One day at my camp in the Huachucas, I was riding out a hail storm under my tarp, and getting a little bored. I decided to make a slingshot. I had with me some wide rubber banding material , given to me by my good friend Shawn Sprague in Maine.

It is a bit too wide to use as is, so I took my dura shears and cut a strip off the edge , about 18 inches long. Instead of cutting it and adding a cup made of leather (from a glove) or canvas (made from a torn up bag) , I simply torn a strip of duct tape from my Nalgene bottle and added a small piece to each side of the band where the cup should be.

This tape gives me an idea of where to load the ammo without actually looking at the slingshot. That way, I can run and shoot at the same time.

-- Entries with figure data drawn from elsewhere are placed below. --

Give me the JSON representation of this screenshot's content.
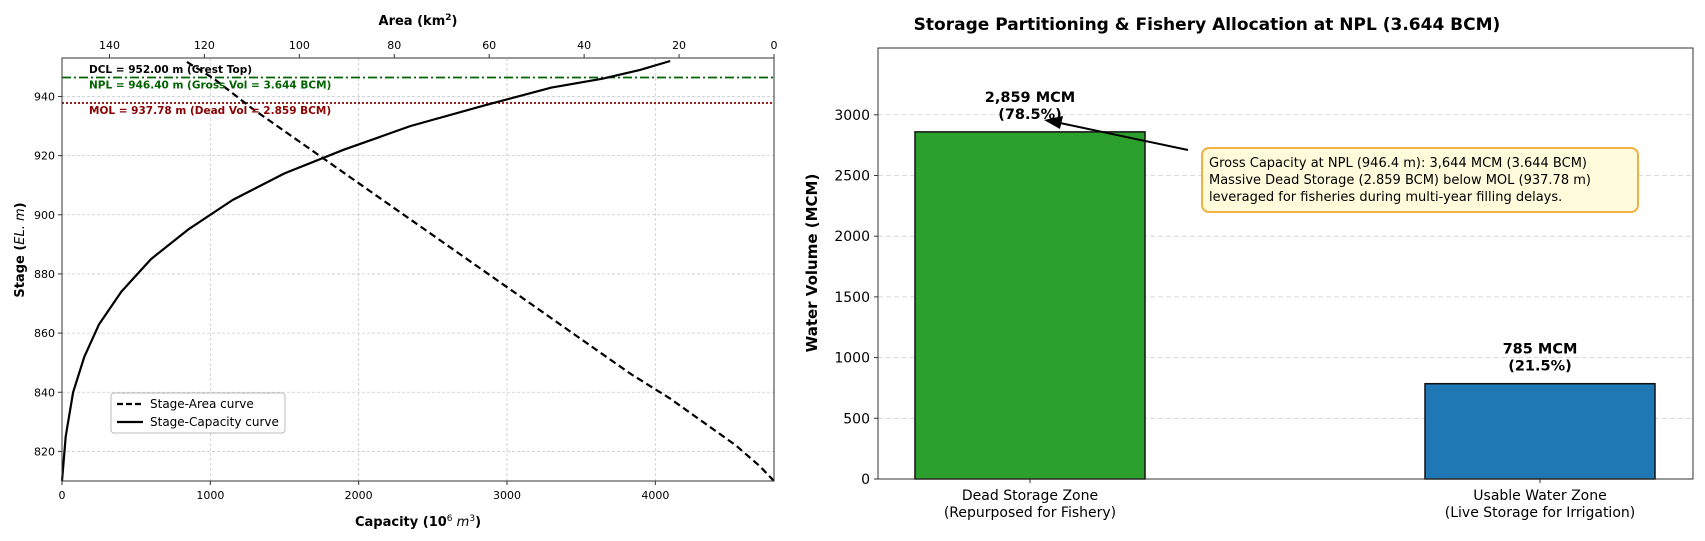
{
  "chart_data": [
    {
      "type": "line",
      "xlabel_bottom": "Capacity (10",
      "xlabel_bottom_sup": "6",
      "xlabel_bottom_unit": " m",
      "xlabel_bottom_unit_sup": "3",
      "xlabel_bottom_close": ")",
      "xlabel_top": "Area (km",
      "xlabel_top_sup": "2",
      "xlabel_top_close": ")",
      "ylabel": "Stage (",
      "ylabel_italic": "EL. m",
      "ylabel_close": ")",
      "xlim_bottom": [
        0,
        4800
      ],
      "xlim_top": [
        150,
        0
      ],
      "ylim": [
        810,
        953
      ],
      "grid": true,
      "legend_position": "lower-left",
      "xticks_bottom": [
        0,
        1000,
        2000,
        3000,
        4000
      ],
      "xticks_top": [
        140,
        120,
        100,
        80,
        60,
        40,
        20,
        0
      ],
      "yticks": [
        820,
        840,
        860,
        880,
        900,
        920,
        940
      ],
      "series": [
        {
          "name": "Stage-Area curve",
          "style": "dashed",
          "axis": "top",
          "x": [
            0,
            3,
            8,
            15,
            22,
            30,
            38,
            46,
            54,
            62,
            70,
            78,
            86,
            94,
            102,
            110,
            118,
            124
          ],
          "y": [
            810,
            815,
            822,
            830,
            838,
            846,
            855,
            864,
            873,
            882,
            891,
            900,
            909,
            918,
            927,
            936,
            946,
            952
          ]
        },
        {
          "name": "Stage-Capacity curve",
          "style": "solid",
          "axis": "bottom",
          "x": [
            0,
            25,
            75,
            150,
            250,
            400,
            600,
            850,
            1150,
            1500,
            1900,
            2350,
            2850,
            3300,
            3644,
            3900,
            4100
          ],
          "y": [
            810,
            825,
            840,
            852,
            863,
            874,
            885,
            895,
            905,
            914,
            922,
            930,
            937,
            943,
            946,
            949,
            952
          ]
        }
      ],
      "reference_lines": [
        {
          "label": "DCL = 952.00 m (Crest Top)",
          "y": 952.0,
          "color": "#000000",
          "style": "none"
        },
        {
          "label": "NPL = 946.40 m (Gross Vol = 3.644 BCM)",
          "y": 946.4,
          "color": "#006400",
          "style": "dashdot"
        },
        {
          "label": "MOL = 937.78 m (Dead Vol = 2.859 BCM)",
          "y": 937.78,
          "color": "#8b0000",
          "style": "dotted"
        }
      ]
    },
    {
      "type": "bar",
      "title": "Storage Partitioning & Fishery Allocation at NPL (3.644 BCM)",
      "ylabel": "Water Volume (MCM)",
      "ylim": [
        0,
        3550
      ],
      "yticks": [
        0,
        500,
        1000,
        1500,
        2000,
        2500,
        3000
      ],
      "grid": true,
      "categories": [
        {
          "line1": "Dead Storage Zone",
          "line2": "(Repurposed for Fishery)"
        },
        {
          "line1": "Usable Water Zone",
          "line2": "(Live Storage for Irrigation)"
        }
      ],
      "values": [
        2859,
        785
      ],
      "colors": [
        "#2ca02c",
        "#1f77b4"
      ],
      "bar_labels": [
        {
          "line1": "2,859 MCM",
          "line2": "(78.5%)"
        },
        {
          "line1": "785 MCM",
          "line2": "(21.5%)"
        }
      ],
      "annotation": {
        "lines": [
          "Gross Capacity at NPL (946.4 m): 3,644 MCM (3.644 BCM)",
          "Massive Dead Storage (2.859 BCM) below MOL (937.78 m)",
          "leveraged for fisheries during multi-year filling delays."
        ],
        "box_fill": "#fffbdb",
        "box_stroke": "#f0a830"
      }
    }
  ]
}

Many of the stones in this part of the mountains where I operate are edgy and it is difficult to find decent round or elliptical stones for ammo. Looking around I found a few stones that I made work. However, while “draining the main vein” I noticed some nicely shaped balls of pine pitch at the base of a Apache pine tree. There balls of pitch were roundish to elliptical and weighed about the same as the stones I was finding – perfect! This ammo put me in mind of the sling ammo used in the days of old – like David used to slay Goliath.

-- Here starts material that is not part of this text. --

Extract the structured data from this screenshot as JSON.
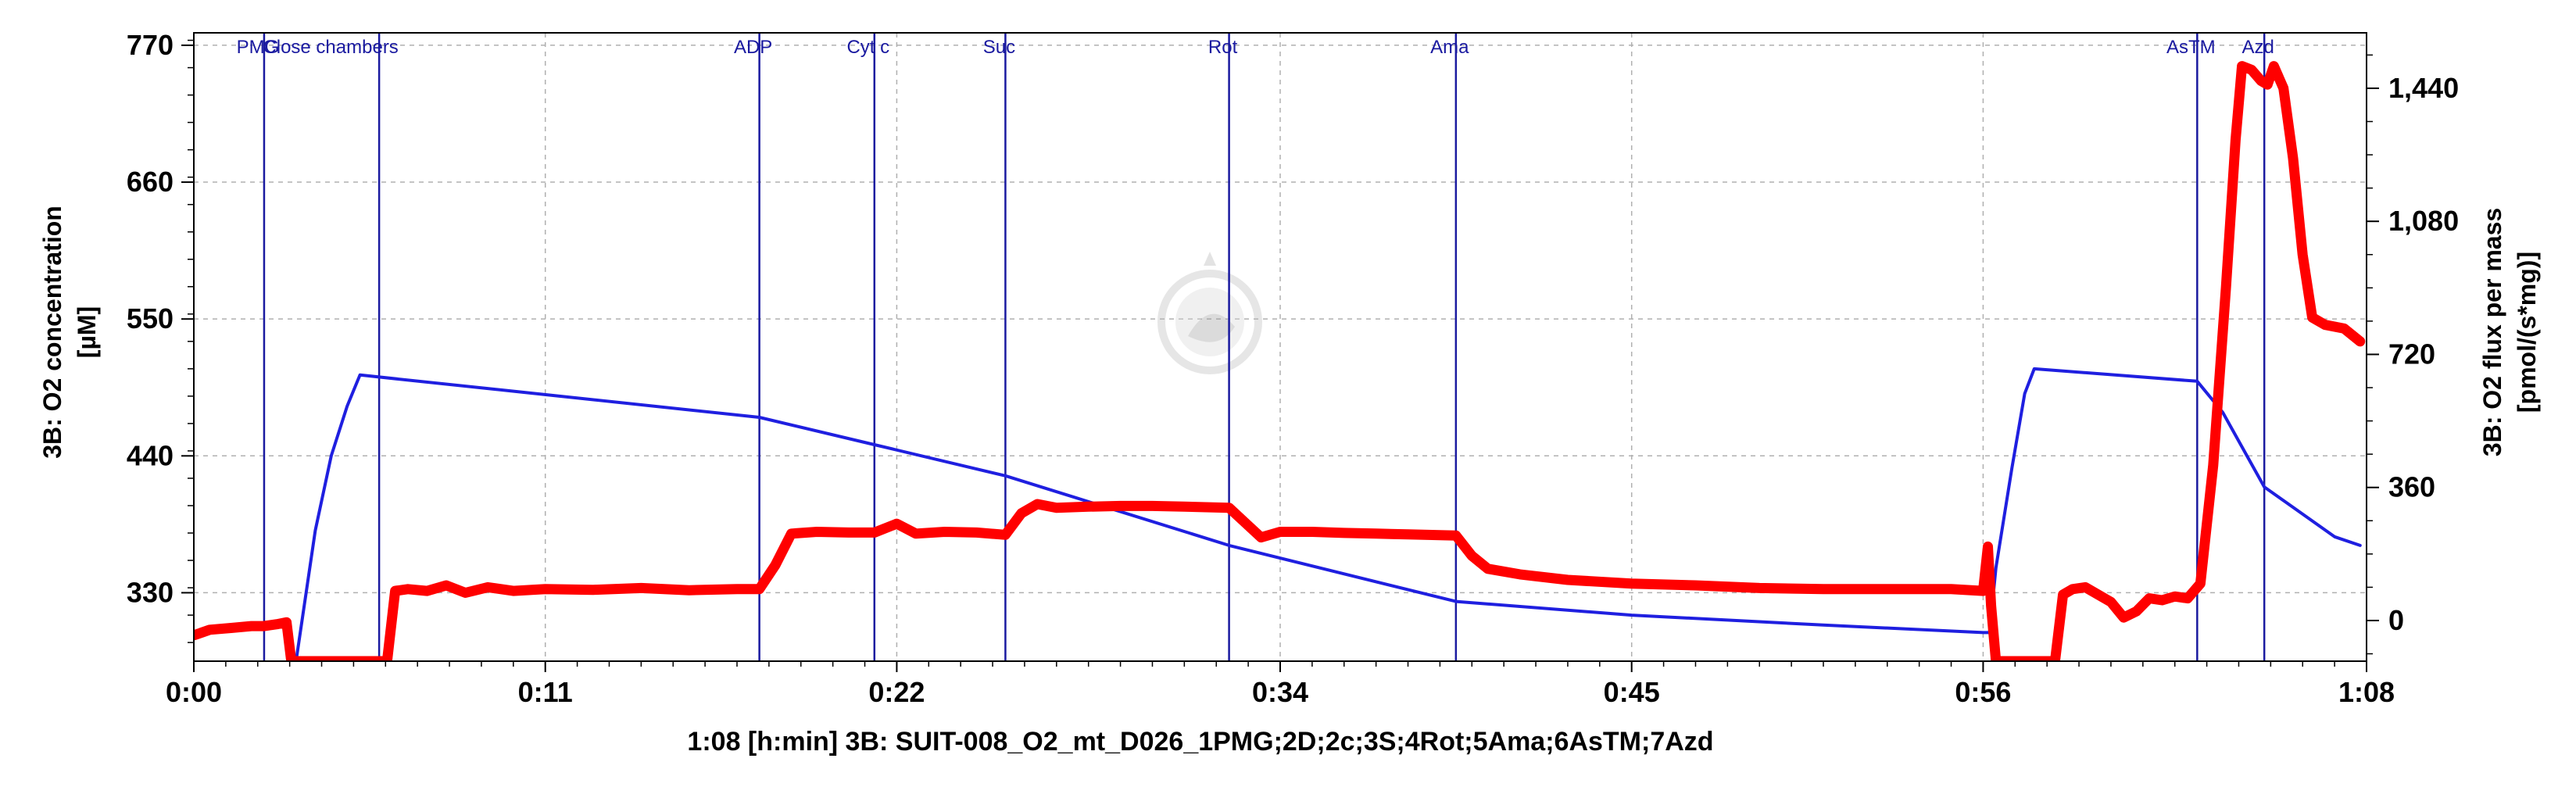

I was curious as to how fast this slingshot was shooting so, keeping in mind my 120 paces to 100 meters pace count, I stepped off 15 paces(= 37.5 feet or so), I took one of the semi large elliptical chunks of pitch , loaded it, drew back and let fly. – Wack! From release to impact with the Juniper tree, it was a count of 1 second. So I'm assuming it flies at 300 feet per second, or about 200 miles per hour(??). I'm totally guessing.

It was a lot of fun to make and play around with, I especially like the non-lethal pine pitch ammo, it was also low impact, but effective to ward off pesky squirrels.

See you on the trail,

Tomahawk


----------



## Tude (Dec 26, 2016)

Was always infatuated with a slingshot as a kid - sounds pretty cool!


----------



## Will Wood (Dec 27, 2016)

What is good band material for a fast shooter??


----------



## Deleted member 15688 (Dec 31, 2016)

Will Wood said:


> What is good band material for a fast shooter??


Surgical tubing works well

Sent from my C811 4G using the Squat the Planet mobile app!


----------



## Axemen (Jan 7, 2017)

Sounds like something fun I can do with my kids.


----------